Джон сражался как мужчина, но возбуждение его было столь велико, что уже спустя несколько мгновений он бился в экстазе, бился и выкрикивал ее прекрасное имя – выкрикивал, не заботясь, что его могут услышать слуги, выкрикивал во славу великой любви.
Он опустился на нее.
– Выходи за меня, шлюха, – выдохнул он.
Она медленно водила пальцами по его спине, впиваясь ногтями в кожу. Лицо ее оставалось бесстрастным. Ногти впивались больно, но он словно и не замечал этого. Он был слишком счастлив, слишком опьянен.
– Леди Мириам, ты должна стать моей женой.
– Я не настоящая леди.
Он рассмеялся.
– Ты должна ею быть!
В это мгновение он на ней и женился. Души их не расстанутся отныне вовек.
Он вспоминал те годы – годы безумной любви, ее чудо и ее ужас, дивное великолепие страсти. Так много было приобретено, так много потеряно.
И поместье пришло в запустение. Крестьяне сбежали. Костры пытан потухли. Угас и старый лорд. Джон потерял себя в ней, потерял – и найти уже не мог. Потерял себя в любви к ней.
Мириам была встревожена, Голова Джона безвольно покачивалась, рот приоткрылся. Он явно дремал. Для них это было просто немыслимо. Они или бодрствовали, или Спали, то есть находились в глубоком укрепляющем трансе, свойственном их природе.
Он беспокойно пошевелился. Ах, только одно могло быть не в порядке! Она тряхнула головой, отказываясь в это поверить. Не так скоро, конечно, нет!
Она включила четвертую скорость. Огни мелькали за окнами, машина неслась к Нью-Йорку.
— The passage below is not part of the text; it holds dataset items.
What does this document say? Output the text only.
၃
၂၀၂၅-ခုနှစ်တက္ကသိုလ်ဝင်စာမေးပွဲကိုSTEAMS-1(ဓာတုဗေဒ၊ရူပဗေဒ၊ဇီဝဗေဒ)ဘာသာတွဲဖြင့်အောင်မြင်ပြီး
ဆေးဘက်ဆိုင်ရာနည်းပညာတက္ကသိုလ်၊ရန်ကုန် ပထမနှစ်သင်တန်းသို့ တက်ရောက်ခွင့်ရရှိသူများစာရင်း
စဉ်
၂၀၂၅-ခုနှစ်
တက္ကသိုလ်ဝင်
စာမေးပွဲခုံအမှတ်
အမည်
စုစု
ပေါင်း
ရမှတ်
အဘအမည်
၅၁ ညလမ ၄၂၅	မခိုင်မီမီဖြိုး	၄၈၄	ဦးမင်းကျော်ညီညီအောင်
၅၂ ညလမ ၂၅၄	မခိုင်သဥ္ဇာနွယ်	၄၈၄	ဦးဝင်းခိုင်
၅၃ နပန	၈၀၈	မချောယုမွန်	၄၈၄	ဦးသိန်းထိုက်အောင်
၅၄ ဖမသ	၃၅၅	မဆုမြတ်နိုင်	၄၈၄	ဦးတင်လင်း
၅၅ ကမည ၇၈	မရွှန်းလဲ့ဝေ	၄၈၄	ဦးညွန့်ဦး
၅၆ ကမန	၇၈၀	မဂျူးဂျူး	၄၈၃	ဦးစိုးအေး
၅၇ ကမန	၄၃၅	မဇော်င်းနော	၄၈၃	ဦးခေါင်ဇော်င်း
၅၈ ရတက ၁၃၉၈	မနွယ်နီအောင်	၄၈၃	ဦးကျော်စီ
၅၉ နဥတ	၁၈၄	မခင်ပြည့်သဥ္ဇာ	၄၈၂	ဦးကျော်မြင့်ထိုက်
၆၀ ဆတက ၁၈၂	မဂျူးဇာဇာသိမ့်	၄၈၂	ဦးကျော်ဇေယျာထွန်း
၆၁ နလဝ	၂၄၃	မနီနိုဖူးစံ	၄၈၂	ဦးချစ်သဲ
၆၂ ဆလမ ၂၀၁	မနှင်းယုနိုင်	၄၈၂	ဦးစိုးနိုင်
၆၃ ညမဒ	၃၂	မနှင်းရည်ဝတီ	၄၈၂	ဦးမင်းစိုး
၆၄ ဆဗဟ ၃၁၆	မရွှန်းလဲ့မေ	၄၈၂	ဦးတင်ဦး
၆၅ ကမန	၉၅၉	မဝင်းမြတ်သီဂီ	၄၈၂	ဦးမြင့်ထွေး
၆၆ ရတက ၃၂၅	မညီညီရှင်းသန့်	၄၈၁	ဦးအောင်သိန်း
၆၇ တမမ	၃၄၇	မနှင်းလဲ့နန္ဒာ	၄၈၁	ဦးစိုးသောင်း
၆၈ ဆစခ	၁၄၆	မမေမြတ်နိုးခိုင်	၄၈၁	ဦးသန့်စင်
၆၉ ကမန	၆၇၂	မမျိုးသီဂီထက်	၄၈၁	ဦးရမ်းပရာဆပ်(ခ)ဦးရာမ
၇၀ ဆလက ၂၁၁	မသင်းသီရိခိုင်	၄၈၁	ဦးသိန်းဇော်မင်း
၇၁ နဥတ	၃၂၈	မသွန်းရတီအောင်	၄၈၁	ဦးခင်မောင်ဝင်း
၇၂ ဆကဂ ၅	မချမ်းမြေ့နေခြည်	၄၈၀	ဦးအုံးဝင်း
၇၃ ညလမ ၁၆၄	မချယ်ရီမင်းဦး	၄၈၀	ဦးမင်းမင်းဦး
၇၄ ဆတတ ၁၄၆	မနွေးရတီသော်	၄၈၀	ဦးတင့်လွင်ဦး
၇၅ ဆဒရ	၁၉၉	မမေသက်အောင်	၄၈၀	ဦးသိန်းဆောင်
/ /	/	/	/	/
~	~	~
– Ты едешь слишком быстро. – Он повысил голос, стараясь перекрыть шум ветра.
– Мы одни на дороге.
Стрелка спидометра дрожала около восьмидесяти. Мириам, откинув голову назад, рассмеялась – горько и зло. Он не мог так быстро сдать. Она так его любила – его молодость, его свежесть. Рука ее скользнула в его руку, ощутила ответное пожатие.
– Ты задремал, да?
Она почувствовала на себе его взгляд.
– У меня были видения.
– Это похоже на Сон?
– Что-то вроде грез наяву. Я наполовину бодрствовал. Я видел прошлое – то время, когда мы встретились.